Producer Norman Lear arrives for the 30th Annual Producers Guild Awards on January 19^ 2019 in Beverly Hills^ CA

Television legend Norman Lear, the writer-producer who revolutionized American comedy in the early-‘70s, has died at the age of 101.

A spokesperson for the family confirmed to The New York Times that Lear died Tuesday at his home in Los Angeles, with his publicist telling Variety that Lear died of natural causes. The family’s statement read in part: “Thank you for the moving outpouring of love and support in honor of our wonderful husband, father, and grandfather. Norman lived a life of creativity, tenacity, and empathy. He deeply loved our country and spent a lifetime helping to preserve its founding ideals of justice and equality for all. Knowing and loving him has been the greatest of gifts. We ask for your understanding as we mourn privately in celebration of this remarkable human being.”
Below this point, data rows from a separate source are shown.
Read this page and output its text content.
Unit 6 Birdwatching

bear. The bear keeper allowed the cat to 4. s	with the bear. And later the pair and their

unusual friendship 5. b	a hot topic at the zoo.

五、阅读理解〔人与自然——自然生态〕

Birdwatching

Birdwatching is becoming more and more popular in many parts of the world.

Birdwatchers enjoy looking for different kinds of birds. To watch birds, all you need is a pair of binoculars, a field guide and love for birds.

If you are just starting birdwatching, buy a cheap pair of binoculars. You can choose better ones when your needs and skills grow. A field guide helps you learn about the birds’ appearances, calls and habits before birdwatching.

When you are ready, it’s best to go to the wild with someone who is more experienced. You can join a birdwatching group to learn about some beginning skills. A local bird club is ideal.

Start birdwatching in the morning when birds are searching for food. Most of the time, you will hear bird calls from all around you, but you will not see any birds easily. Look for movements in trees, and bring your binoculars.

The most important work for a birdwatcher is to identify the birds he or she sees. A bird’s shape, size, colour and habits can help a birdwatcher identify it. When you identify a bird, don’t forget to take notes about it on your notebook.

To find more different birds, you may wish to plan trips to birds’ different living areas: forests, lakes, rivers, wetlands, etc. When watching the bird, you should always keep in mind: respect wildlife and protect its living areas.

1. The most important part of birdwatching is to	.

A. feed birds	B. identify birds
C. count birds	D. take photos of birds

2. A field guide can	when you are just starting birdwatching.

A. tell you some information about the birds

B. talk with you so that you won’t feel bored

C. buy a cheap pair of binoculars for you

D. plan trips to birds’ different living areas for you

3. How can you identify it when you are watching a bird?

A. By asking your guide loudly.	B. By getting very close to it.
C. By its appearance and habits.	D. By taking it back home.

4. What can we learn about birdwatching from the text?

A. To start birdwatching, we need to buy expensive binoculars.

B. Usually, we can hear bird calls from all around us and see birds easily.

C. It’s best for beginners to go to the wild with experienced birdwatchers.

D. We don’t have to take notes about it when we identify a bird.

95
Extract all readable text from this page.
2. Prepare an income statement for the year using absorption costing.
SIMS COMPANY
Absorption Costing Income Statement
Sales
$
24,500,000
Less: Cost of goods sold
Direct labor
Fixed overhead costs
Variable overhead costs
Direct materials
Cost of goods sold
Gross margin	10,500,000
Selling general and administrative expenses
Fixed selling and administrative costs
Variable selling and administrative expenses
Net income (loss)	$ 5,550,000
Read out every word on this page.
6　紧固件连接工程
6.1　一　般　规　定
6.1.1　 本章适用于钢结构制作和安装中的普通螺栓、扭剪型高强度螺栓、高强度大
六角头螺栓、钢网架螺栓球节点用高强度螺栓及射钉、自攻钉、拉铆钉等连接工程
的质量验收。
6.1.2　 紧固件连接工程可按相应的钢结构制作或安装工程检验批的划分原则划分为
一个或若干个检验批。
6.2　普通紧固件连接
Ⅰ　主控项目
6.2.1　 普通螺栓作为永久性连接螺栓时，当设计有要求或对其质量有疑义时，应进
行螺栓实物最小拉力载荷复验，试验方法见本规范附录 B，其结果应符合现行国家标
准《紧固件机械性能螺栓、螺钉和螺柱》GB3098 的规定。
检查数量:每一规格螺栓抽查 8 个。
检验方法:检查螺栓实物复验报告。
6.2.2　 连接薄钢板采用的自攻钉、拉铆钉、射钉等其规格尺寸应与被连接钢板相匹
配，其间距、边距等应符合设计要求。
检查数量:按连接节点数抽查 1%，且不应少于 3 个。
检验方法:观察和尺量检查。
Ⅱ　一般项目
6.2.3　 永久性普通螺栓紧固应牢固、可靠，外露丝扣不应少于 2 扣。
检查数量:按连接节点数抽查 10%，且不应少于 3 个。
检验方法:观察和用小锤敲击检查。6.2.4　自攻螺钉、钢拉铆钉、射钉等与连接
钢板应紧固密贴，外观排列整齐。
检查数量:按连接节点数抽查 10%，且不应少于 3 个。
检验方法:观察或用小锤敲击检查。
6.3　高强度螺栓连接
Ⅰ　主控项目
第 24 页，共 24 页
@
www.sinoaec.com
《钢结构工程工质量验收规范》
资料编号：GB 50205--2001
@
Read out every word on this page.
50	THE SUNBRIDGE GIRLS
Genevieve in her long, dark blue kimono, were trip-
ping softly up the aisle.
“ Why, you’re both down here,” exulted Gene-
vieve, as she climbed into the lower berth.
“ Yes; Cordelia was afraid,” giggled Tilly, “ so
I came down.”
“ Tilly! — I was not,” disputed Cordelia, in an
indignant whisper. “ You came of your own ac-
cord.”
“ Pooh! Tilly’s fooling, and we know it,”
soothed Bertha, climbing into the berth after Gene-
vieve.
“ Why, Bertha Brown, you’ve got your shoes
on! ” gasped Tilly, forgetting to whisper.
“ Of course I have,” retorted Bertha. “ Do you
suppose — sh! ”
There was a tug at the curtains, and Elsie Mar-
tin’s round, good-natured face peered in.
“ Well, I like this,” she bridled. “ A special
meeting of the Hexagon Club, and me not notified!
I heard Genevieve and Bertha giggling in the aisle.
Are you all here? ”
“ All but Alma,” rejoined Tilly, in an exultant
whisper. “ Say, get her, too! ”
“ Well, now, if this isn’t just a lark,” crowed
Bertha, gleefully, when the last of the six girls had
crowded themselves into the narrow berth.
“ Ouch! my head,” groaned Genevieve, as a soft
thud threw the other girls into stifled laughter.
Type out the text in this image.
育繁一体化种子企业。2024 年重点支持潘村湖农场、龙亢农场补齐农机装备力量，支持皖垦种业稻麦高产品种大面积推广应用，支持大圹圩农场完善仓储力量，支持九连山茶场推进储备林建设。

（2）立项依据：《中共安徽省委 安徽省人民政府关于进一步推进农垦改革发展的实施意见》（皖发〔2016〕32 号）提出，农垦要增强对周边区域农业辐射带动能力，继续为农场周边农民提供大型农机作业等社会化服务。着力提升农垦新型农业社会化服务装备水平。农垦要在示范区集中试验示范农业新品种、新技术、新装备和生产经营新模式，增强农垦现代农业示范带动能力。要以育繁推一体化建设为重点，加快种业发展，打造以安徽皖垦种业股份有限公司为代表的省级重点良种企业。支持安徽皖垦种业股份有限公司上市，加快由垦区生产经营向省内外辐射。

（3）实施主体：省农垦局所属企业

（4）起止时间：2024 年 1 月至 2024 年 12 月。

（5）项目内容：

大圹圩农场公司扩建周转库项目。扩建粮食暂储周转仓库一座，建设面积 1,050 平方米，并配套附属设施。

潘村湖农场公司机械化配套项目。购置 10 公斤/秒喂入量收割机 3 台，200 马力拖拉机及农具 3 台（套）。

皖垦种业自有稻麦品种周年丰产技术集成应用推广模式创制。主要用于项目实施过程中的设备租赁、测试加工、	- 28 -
Lear started his career in film and television in the 1950s, with his earlier work including the TV series The Deputy and the 1967 film Divorce American Style.  It was Lear’s revolutionary series of the 1970s, “All in the Family” that became a breakout, immediate hit. The show – about a conservative, outspokenly bigoted working-class man and his Queens, NY family — addressed the serious political, cultural and social issues of the ’70s – racism, abortion, homosexuality, and the Vietnam war — with no subject off limits.  Lear also created and produced such groundbreaking series such as Maude, Sanford and Son, One Day at a Time, The Jeffersons and Good Times, which all premiered in the 1970s. In recent years, Lear produced Netflix reboots of his series One Day at a Time and Good Times.

Lear is survived by his third wife Lyn Davis, six children and four grandchildren. Lear’s publicists said that a private service for his immediate family will be held in the coming days.